A Trip To Eastbourne
Recreating a Piece of History
An email arrived from Wendy Grantham asking if we would be interested in attending an event in Eastbourne. Edward Dickinson was launching a book called Eastbourne in Detail. I was curious so I contacted Edward the publisher. The occasion was to be held at the Grand hotel on Eastbourne promenade at the end of September. On the promenade there is an original licence plate. Goat and chaise would leave to give rides along the sea front.
Edward had already contacted the press and Quinn made the front page of the Eastbourne Herald. Quinn is our young Anglo Nubian goat which we have been training to harness over the past two years. Quinn is now 3 years old.
Slightly premature because I had to convince Derek to take a day off work!
We set out to plan our trip. Our job was to take a dignitary from the licence plate which is still in place on a wall just outside of the Western lawns to the Grand Hotel where the Book launch was to happen.
We put the paperwork in order Liability Insurance … AML1 forms … Risk Assessment … Maps …Location … ETC Costume hire … picnic etc etc
I called the vet to check that Minstrel was well enough to travel having had a nasty life-threatening injury in the garden a few weeks before. His bloods were fine thank goodness. Minstrel is an Anglo Nubian goat and is now 11 years old he has travelled far and wide up and down the country to represent the harness goat society.
I rang Pat Newman to ask if we could borrow Elspeth’s Notice Board and arranged to collect it en route to Eastbourne. The notice board is an asset to the society. It has archive photos of numerous members and their goats displayed at shows around the country.
We aimed to leave soon after the first radio interview at 8.50am and headed to the Wilton carpet factory car park to collect the board from Pat. I suggested that Pat might jump up and down so we would see her when we drove in BUT Pat had the ingenious idea of tying a toy goat on the end of a bean stick which she held high in the air so we couldn’t fail to see her clearly.
Within minutes we were on our way a little concerned about the length of the trip for the goats, but the weather was fine the roads were clear and we arrived earlier than planned. Once we had contacted Edward, we began to set up our pitch and soon members of the public came to see the goats and were interested in the event. Minstrel started off the afternoon by giving rides around the lawns.
Quinn took over & gave the author a ride around the lawns too.
At 5.30pm as planned Caroline Ansell (MP) arrived with photographers in tow to take the journey along the pavement from the licence plate to the Grand Hotel.
Both Minstrel & Quinn behaved impeccably.
Once the event was over, we began to pack up ready to start the long journey home.
I collected a Book from Edward as a Thank you gift.
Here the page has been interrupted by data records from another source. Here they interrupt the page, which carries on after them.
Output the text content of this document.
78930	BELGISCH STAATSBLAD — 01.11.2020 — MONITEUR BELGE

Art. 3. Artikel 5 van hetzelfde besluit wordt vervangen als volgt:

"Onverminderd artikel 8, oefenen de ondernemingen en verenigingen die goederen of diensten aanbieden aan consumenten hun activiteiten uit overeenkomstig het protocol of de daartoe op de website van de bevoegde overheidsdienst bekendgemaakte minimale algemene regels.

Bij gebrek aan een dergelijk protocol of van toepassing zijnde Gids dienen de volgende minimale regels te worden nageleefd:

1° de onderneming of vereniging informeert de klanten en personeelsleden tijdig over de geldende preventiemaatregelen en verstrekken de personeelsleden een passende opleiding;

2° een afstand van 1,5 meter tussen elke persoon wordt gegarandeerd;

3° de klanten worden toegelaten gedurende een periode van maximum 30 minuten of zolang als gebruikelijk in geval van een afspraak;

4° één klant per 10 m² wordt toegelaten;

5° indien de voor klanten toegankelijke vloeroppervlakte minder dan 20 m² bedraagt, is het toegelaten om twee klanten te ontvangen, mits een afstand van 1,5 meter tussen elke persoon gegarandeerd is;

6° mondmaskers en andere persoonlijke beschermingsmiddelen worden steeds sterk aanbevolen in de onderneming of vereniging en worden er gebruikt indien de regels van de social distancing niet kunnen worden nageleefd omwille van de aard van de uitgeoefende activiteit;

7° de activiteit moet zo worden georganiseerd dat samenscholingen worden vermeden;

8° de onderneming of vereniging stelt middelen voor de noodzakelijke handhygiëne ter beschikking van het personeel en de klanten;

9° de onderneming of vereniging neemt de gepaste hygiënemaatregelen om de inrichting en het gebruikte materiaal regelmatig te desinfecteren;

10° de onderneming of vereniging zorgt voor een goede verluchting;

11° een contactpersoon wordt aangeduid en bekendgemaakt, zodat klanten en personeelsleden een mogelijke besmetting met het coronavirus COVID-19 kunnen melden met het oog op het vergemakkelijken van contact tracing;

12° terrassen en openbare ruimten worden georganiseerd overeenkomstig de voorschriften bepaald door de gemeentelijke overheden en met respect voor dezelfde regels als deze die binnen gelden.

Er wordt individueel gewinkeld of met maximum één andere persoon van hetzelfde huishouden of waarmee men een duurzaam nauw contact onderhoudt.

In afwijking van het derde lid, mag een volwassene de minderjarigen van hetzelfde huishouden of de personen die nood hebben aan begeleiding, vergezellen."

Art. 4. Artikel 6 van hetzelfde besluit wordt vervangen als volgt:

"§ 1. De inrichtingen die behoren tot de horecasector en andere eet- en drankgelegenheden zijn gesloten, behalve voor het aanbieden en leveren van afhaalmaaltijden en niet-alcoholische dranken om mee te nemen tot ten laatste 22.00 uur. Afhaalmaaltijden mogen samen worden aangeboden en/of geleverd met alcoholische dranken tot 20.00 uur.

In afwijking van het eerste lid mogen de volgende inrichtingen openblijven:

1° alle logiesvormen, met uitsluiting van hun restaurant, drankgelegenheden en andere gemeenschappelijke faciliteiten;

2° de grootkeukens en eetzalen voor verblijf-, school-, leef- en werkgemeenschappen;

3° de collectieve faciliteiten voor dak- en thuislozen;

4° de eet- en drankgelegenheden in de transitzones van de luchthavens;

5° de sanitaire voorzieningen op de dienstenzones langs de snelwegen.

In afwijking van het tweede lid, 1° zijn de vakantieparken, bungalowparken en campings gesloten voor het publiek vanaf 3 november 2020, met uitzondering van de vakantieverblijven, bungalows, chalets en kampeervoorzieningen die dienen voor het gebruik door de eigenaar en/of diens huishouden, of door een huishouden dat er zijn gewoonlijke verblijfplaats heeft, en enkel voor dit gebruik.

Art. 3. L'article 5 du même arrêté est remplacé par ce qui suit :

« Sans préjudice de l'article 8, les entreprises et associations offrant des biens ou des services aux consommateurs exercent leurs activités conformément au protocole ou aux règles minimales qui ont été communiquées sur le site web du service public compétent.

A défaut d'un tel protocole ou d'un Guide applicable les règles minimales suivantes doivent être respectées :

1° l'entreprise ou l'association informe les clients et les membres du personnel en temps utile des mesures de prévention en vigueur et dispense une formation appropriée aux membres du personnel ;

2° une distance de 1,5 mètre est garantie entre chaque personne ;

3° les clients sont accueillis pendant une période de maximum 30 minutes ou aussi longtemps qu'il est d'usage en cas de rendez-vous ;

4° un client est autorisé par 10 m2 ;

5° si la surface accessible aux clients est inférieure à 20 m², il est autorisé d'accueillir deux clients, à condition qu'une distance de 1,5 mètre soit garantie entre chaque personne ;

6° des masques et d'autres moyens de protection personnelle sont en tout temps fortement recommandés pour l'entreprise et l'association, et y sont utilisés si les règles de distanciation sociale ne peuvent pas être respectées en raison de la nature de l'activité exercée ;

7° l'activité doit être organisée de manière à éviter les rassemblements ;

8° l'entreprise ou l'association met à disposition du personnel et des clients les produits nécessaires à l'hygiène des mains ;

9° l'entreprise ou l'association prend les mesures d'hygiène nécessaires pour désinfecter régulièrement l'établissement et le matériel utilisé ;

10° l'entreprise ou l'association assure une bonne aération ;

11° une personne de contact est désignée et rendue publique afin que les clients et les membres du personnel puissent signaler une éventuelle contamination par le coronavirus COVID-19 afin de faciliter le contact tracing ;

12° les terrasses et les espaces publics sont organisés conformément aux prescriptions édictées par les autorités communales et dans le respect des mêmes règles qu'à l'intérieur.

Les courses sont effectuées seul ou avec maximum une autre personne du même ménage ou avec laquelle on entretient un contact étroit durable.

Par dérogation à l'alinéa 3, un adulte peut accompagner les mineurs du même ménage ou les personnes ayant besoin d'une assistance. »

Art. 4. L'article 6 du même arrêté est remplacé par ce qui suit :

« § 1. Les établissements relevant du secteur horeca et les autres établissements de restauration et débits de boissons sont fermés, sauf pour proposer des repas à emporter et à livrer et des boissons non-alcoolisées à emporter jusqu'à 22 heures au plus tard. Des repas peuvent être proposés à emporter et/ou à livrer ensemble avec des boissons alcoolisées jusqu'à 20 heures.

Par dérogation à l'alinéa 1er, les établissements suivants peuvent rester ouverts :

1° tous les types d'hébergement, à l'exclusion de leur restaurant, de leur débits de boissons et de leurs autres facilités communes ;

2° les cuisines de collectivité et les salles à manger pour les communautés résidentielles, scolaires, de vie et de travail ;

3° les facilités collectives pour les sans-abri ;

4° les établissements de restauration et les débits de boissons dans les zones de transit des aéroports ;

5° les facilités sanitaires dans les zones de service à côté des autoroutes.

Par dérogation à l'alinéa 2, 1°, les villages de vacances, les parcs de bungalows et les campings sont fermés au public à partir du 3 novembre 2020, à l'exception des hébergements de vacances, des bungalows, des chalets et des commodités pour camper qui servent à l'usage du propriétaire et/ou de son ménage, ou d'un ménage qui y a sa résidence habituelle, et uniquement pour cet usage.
If anyone is interested in reading the book, please let me know and I will post it onto you.
At 9.30pm radio Sussex rang for a radio interview, I had spoken to them briefly earlier in the day. This time the interview was longer, so I was able to promote the HGS a little bit more.
We finally arrived in Holcombe at 10 past midnight with two tired goats. The following day they did not look any worse for wear having travelled the distance & we were very proud of them both. It was a fabulous thing to do and one for the memory book.